The scale has been updated (February 2007) and improved and is now called the Enhanced Fujita-Pearson Scale. According to Pearson the reasons for the updating of the scale are “that tornado wind speeds required to inflict the described damage were actually much lower than the F-Scale indicated, particularly for the upper categories. Also, though the scale gave general descriptions of the type of damage a tornado could cause, it gave little leeway for strength of construction and other factors that might cause a building to receive higher damage at lower wind speeds.”
Now back to the latest research. The El Reno tornado, which occurred on May 31, 2013 in central Oklahoma, was a record breaker. It’s winds were clocked at 300 miles per hour, the second highest wind speeds recorded on Earth, and at 2.6 miles in diameter it was the widest tornado ever recorded. As luck would have it a research team was at the site of the outbreak with all of their equipment. Meteorologist Jana Houser, from Ohio University at Athens led the team.

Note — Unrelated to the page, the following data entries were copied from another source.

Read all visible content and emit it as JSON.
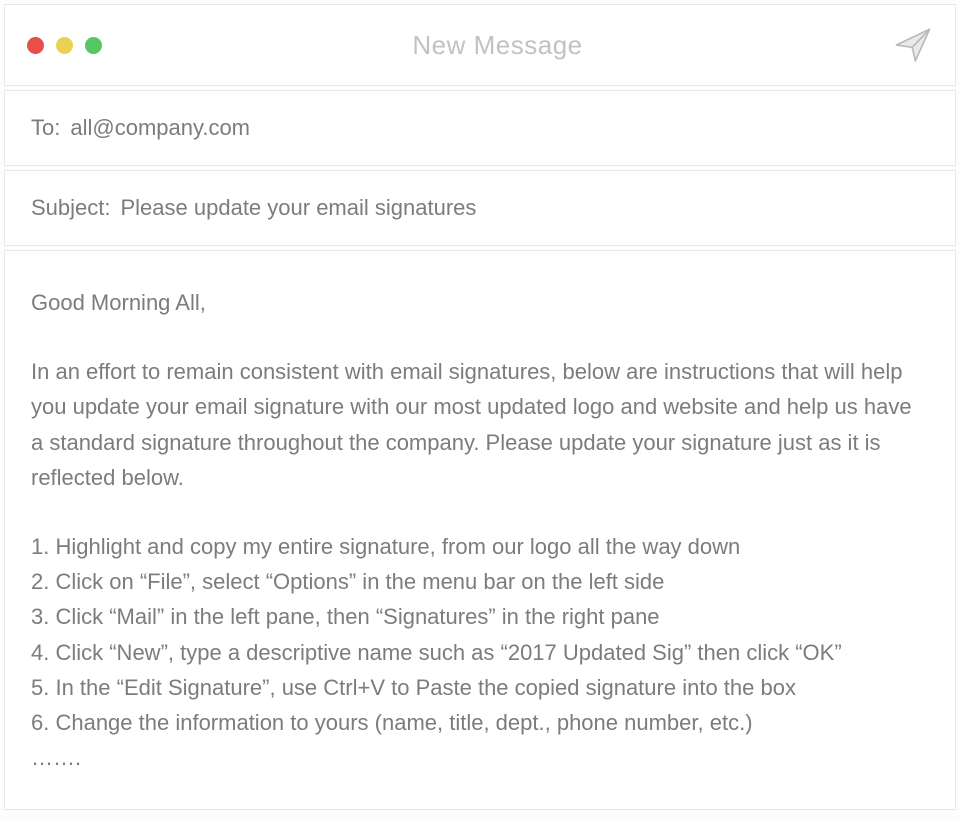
{
  "header": {
    "title": "New Message"
  },
  "fields": {
    "to_label": "To:",
    "to_value": "all@company.com",
    "subject_label": "Subject:",
    "subject_value": "Please update your email signatures"
  },
  "body": {
    "greeting": "Good Morning All,",
    "intro": "In an effort to remain consistent with email signatures, below are instructions that will help you update your email signature with our most updated logo and website and help us have a standard signature throughout the company. Please update your signature just as it is reflected below.",
    "steps": [
      "1. Highlight and copy my entire signature, from our logo all the way down",
      "2. Click on “File”, select “Options” in the menu bar on the left side",
      "3. Click “Mail” in the left pane, then “Signatures” in the right pane",
      "4. Click “New”, type a descriptive name such as “2017 Updated Sig” then click “OK”",
      "5. In the “Edit Signature”, use Ctrl+V to Paste the copied signature into the box",
      "6. Change the information to yours (name, title, dept., phone number, etc.)",
      "……."
    ]
  }
}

“Houser and a team of researchers from the University of Oklahoma happened to be monitoring the storm with a new type of mobile Doppler radar system that collected tornado wind speeds every 30 seconds.
Afterwards, Anton Seimon, a geographer at Appalachian State University in Boone, North Carolina who had chased the El Reno storm, collected hundreds of still photos videos of the epic twister from citizens and fellow storm chasers.” Comparing the the pictures with her low-level radar data Houser found the photos showed the tornado funnel at ground level several minutes before it was seen on the radar. She studied four data sets and all indicated the development from the ground up.
Jana Houser presented her findings at the American Geophysical Union’s Fall meeting. She feels her research indicates that the forecasters need to chance the current priority of paying attention to the upper rotation and be more concerned with the ground-level rotation in order to make better tornado predictions.
It will be very interesting to see how the meteorological community reacts to the latest data and what steps might be taken to improve tornado forecasting and detection methods.